Enter on Twitter with the hashtag #doingbusinessincuba, or in the comments thread below, by January 24.
RESULTS OF COMPETITION NO. 38, “NEW PROVERBS FOR A NEW YEAR,” in which you were asked to coin a familiar phrase of the future.
HONORABLE MENTION TO:
How do you get to Carnegie Hall?

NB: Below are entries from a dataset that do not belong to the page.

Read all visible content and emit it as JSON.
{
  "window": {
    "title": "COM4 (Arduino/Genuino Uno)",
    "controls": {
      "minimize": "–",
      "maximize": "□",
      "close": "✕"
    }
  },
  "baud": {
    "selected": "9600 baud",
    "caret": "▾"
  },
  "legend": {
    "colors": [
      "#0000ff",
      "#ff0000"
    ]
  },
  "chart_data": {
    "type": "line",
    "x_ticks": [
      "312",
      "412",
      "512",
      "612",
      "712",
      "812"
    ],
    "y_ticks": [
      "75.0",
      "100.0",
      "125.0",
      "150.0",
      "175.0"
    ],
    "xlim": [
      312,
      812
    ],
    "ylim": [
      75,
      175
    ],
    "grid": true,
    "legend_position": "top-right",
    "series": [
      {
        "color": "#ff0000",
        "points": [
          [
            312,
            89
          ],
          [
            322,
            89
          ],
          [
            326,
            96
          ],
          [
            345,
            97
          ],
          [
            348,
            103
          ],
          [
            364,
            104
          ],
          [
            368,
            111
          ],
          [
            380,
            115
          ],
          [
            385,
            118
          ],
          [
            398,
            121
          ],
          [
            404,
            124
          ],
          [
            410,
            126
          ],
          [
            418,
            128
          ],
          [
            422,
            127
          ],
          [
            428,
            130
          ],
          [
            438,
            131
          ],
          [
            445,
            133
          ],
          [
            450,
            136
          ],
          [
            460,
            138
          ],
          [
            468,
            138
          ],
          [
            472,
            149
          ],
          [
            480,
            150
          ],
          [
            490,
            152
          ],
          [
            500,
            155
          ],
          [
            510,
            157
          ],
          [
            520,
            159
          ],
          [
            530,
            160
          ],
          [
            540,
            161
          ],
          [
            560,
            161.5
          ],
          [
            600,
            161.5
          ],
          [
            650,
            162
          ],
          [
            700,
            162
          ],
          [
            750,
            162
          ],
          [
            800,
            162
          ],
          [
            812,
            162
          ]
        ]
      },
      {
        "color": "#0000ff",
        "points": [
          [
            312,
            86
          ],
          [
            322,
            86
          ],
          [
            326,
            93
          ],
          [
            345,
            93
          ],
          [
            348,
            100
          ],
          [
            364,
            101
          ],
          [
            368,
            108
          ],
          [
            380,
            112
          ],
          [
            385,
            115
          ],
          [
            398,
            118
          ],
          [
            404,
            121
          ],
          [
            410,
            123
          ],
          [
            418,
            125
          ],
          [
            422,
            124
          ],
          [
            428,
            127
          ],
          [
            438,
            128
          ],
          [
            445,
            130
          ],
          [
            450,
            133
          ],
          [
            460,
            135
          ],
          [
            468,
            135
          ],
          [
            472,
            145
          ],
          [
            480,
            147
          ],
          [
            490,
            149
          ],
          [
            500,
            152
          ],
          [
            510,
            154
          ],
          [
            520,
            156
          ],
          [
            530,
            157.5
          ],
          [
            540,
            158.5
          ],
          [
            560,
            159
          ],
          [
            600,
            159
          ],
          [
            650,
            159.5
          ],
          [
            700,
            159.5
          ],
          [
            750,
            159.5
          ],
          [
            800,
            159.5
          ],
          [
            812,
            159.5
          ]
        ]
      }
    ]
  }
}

Uber.
—greg6249
At 50, everyone has the Facebook he deserves.
—alanmarkgreenspan
The buck stops here; E-ZPass is usually quicker.
—@callmepatman
There are none so blind as those who will not stop texting.
—UsingWordsGood
A meme is worth a thousand words.
—RustyShackelford
Hope for the best, but prepare for the meh.
—KathleenS
Behind every great man is a social media guru.
— chris.kaiser
People who live in glass houses end up on YouTube.
—alme
No one can make you feel inferior unless you accept their friend request.
—qpdbug
Life is what happens to you while you’re busy Instagramming something else.
—semperfox
Do not judge the young dictator by the cut of his hair but by the content of his distractions.
—Irenedeblasio
Don’t judge an e-book by its customer reviews.
—Lexxman
Birds of a feather bae together.
—intrepidrider
Two’s company, 300 is a flash mob.
—rbison
Like your friend’s comments, and like your enemy’s comments sarcastically.
—JDuggar
Hell hath no fury like a Supreme Leader scorned.
—YouLookGoodGirl
When the going gets tough, consciously uncouple.
—MiddleCoastDan
Watch not now that which can be later streamed.
—RegisMayhem
The more things change, the more it makes older people go insane.
— whosays
If you can’t take the heat, wait 24 hours for the next controversy to push you out of the headlines.
—FlirtySanchez
The more the climate changes, the more – OH MY GOD, ANOTHER HURRICANE
—RealityCzech
A penny saved is a penny earned, except for quantitive easing, where the Fed can make as many pennies as it wants.
—rob.stumpf
Make every hour a billable hour.
—queasyrider
If at first you don’t succeed, curse out the NY Mag staff.
—whosays
AND THE WINNER IS:
Never trust someone who owns a selfie stick.